Shortcuts in stochastic systems and control of biophysical processes
Efe Ilker, Özenç Güngör, Benjamin Kuznets-Speck, Joshua Chiel, Sebastian Deffner, Michael Hinczewski
TL;DR
The paper develops a universal, graph-theoretic framework for counterdiabatic (CD) driving of discrete-state stochastic systems, enabling precise control of probability distributions in biological networks. By casting the master equation in current-graph form with an incidence matrix $\nabla$, it derives a CD current equation whose solution decomposes into a spanning-tree (tree basis) part and a cycle-basis part, yielding multiple physically realizable CD protocols for the same target trajectory. It generalizes CD driving to non-stationary targets and local control, deriving explicit constructions for CD currents and rates under partial control and nonstationary targets, and establishes graphical criteria for when global vs. local control is possible. The authors demonstrate global CD control in a repressor-corepressor genetic switch and local CD control in a chaperone-assisted protein folding model, finding that generated protocols resemble experimentally observed heat-shock responses and can be used to minimize thermodynamic costs under realistic constraints.

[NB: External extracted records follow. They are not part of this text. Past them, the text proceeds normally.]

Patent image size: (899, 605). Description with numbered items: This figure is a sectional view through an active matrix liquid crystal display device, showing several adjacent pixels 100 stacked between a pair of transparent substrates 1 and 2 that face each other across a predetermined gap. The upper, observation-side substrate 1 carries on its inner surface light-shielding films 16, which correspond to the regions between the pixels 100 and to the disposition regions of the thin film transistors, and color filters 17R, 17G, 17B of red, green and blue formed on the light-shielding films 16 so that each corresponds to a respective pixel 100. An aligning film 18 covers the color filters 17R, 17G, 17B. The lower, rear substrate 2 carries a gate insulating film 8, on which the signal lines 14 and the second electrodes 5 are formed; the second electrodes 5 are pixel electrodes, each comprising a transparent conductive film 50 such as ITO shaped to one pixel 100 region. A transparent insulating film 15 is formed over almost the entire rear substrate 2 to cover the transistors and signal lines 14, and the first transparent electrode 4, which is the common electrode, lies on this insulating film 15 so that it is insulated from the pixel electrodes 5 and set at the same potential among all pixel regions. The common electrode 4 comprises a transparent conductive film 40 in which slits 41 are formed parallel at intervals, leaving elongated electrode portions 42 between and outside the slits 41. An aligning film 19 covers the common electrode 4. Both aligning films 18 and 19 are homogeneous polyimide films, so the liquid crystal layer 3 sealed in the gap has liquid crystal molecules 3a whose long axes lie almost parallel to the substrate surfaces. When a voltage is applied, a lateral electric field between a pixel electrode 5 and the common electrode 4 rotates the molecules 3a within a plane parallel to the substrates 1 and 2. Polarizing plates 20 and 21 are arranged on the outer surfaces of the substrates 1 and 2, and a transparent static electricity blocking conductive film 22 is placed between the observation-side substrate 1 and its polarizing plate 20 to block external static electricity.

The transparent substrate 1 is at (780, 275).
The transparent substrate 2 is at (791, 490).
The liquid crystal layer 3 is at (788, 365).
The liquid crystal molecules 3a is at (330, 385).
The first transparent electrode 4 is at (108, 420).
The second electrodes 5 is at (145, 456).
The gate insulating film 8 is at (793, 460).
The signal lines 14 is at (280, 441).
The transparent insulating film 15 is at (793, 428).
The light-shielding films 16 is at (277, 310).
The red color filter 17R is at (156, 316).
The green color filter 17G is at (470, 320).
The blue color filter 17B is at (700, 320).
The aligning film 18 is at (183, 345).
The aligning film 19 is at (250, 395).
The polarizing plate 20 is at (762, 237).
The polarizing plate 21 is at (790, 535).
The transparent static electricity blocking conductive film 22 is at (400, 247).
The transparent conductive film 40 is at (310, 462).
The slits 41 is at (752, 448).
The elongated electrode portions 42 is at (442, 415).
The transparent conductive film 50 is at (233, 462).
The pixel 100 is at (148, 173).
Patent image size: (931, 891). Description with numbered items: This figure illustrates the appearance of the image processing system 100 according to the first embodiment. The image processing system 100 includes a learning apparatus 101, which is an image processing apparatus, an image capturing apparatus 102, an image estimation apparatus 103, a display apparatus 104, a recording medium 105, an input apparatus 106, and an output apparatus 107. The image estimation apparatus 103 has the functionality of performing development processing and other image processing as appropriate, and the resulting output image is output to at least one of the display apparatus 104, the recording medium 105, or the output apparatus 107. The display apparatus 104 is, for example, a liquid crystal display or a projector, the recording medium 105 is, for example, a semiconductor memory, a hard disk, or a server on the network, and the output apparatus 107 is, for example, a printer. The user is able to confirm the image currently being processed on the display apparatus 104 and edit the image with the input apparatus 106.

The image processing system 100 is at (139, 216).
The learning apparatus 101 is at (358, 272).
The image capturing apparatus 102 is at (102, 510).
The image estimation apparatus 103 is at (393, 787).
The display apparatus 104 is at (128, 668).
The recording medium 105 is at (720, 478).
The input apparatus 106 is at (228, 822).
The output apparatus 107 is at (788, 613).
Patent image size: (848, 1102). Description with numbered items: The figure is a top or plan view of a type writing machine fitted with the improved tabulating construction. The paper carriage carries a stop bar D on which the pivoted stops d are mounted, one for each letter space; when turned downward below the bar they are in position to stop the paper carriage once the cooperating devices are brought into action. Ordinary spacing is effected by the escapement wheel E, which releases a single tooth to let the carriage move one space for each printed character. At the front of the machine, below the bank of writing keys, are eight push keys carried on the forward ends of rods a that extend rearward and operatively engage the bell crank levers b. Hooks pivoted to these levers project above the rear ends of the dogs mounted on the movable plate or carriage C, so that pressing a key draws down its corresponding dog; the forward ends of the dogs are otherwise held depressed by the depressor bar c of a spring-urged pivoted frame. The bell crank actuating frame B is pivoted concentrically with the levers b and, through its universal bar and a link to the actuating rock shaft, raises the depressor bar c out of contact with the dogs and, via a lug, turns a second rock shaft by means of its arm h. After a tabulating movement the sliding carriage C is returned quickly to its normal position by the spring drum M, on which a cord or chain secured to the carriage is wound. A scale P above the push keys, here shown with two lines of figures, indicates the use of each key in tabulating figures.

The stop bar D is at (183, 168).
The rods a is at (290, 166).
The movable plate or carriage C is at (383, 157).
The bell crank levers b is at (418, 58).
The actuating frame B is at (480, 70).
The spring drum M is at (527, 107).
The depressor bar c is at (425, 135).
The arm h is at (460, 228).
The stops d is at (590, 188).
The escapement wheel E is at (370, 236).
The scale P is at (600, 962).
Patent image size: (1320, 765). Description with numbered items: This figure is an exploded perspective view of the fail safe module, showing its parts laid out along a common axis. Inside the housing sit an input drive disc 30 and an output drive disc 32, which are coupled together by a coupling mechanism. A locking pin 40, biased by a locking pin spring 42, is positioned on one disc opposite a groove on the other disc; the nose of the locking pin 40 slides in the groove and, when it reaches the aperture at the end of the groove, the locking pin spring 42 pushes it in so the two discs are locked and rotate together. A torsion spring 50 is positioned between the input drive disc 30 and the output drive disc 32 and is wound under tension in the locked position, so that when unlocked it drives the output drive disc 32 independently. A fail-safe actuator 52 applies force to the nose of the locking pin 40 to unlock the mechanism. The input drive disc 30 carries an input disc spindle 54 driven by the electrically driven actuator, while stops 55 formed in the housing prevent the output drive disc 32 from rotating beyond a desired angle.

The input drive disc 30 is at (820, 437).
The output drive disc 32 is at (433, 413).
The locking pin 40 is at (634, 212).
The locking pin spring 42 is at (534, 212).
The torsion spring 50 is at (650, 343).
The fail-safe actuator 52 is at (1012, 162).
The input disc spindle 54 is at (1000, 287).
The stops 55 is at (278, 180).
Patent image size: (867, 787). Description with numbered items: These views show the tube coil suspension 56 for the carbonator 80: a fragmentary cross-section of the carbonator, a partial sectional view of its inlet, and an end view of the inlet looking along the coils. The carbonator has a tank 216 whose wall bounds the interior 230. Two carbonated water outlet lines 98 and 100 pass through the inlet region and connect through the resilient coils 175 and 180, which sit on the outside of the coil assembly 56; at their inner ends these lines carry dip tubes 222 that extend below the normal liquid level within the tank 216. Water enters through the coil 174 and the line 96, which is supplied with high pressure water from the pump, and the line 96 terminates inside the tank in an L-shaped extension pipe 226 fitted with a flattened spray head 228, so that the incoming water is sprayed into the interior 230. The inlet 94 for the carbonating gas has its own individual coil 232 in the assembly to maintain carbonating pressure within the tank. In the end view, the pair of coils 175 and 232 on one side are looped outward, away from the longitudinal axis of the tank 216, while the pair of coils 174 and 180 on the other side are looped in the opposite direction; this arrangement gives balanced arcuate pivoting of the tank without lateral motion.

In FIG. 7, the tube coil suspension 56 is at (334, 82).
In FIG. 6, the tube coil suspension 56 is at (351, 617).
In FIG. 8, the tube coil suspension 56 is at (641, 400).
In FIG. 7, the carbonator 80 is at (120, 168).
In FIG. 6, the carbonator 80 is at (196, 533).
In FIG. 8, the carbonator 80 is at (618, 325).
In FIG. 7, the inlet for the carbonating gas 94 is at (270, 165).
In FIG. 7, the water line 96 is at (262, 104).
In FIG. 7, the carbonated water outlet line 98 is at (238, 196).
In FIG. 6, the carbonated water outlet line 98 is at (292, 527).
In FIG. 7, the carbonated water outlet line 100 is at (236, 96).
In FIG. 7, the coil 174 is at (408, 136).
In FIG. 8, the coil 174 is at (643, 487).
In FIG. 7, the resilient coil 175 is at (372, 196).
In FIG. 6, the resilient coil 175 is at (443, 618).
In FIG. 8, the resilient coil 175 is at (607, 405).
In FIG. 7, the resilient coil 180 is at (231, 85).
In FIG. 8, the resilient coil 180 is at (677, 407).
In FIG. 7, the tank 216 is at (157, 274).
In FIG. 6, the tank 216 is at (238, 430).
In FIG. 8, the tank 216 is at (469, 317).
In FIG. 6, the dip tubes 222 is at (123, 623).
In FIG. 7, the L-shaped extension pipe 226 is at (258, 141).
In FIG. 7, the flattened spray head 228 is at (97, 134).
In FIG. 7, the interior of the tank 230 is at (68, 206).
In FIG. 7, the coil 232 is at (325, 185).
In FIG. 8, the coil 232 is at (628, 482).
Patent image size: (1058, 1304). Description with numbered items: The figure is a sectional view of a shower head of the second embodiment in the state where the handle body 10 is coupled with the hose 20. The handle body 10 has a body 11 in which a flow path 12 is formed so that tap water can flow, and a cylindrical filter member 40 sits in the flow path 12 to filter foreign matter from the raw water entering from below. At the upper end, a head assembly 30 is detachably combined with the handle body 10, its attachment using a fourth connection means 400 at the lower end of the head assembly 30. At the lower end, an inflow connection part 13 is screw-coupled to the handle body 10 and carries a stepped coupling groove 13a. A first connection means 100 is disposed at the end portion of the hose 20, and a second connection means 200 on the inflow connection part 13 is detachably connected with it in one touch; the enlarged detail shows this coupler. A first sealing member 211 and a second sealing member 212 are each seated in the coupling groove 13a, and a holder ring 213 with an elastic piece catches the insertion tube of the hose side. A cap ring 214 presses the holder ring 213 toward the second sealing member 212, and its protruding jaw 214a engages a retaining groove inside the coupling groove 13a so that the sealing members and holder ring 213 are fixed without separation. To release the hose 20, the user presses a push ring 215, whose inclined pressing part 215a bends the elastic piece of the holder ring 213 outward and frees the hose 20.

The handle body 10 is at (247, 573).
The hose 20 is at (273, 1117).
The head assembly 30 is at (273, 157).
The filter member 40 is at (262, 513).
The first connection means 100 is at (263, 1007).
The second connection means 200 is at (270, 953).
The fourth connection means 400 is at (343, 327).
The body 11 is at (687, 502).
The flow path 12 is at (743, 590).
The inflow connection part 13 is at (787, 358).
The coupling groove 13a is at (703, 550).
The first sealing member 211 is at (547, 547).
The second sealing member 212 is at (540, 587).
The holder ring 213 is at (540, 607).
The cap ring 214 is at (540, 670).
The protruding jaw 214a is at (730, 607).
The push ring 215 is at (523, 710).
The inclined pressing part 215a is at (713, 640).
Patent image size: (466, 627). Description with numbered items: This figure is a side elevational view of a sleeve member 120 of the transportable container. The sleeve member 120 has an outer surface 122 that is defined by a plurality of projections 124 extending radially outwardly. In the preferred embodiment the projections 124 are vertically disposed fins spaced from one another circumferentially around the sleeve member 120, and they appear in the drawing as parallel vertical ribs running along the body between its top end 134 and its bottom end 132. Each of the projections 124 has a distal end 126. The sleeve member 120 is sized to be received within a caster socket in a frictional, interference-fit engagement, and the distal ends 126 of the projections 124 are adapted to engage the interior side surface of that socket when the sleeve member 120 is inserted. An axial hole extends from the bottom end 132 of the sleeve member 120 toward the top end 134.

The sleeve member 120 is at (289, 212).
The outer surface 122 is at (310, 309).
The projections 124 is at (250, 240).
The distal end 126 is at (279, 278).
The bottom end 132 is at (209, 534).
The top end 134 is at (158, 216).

Together, the work provides a practical, testable framework for steering stochastic biological processes in finite time using accessible control knobs like concentrations and ATP, with broad implications for synthetic biology and evolution.
Abstract
The biochemical reaction networks that regulate living systems are all stochastic to varying degrees. The resulting randomness affects biological outcomes at multiple scales, from the functional states of single proteins in a cell to the evolutionary trajectory of whole populations. Controlling how the distribution of these outcomes changes over time -- via external interventions like time-varying concentrations of chemical species -- is a complex challenge. In this work, we show how counterdiabatic (CD) driving, first developed to control quantum systems, provides a versatile tool for steering biological processes. We develop a practical graph-theoretic framework for CD driving in discrete-state continuous-time Markov networks. Though CD driving is limited to target trajectories that are instantaneous stationary states, we show how to generalize the approach to allow for non-stationary targets and local control -- where only a subset of system states are targeted. The latter is particularly useful for biological implementations where there may be only a small number of available external control knobs, insufficient for global control. We derive simple graphical criteria for when local versus global control is possible. Finally, we illustrate the formalism with global control of a genetic regulatory switch and local control in chaperone-assisted protein folding. The derived control protocols in the chaperone system closely resemble natural control strategies seen in experimental measurements of heat shock response in yeast and E. coli.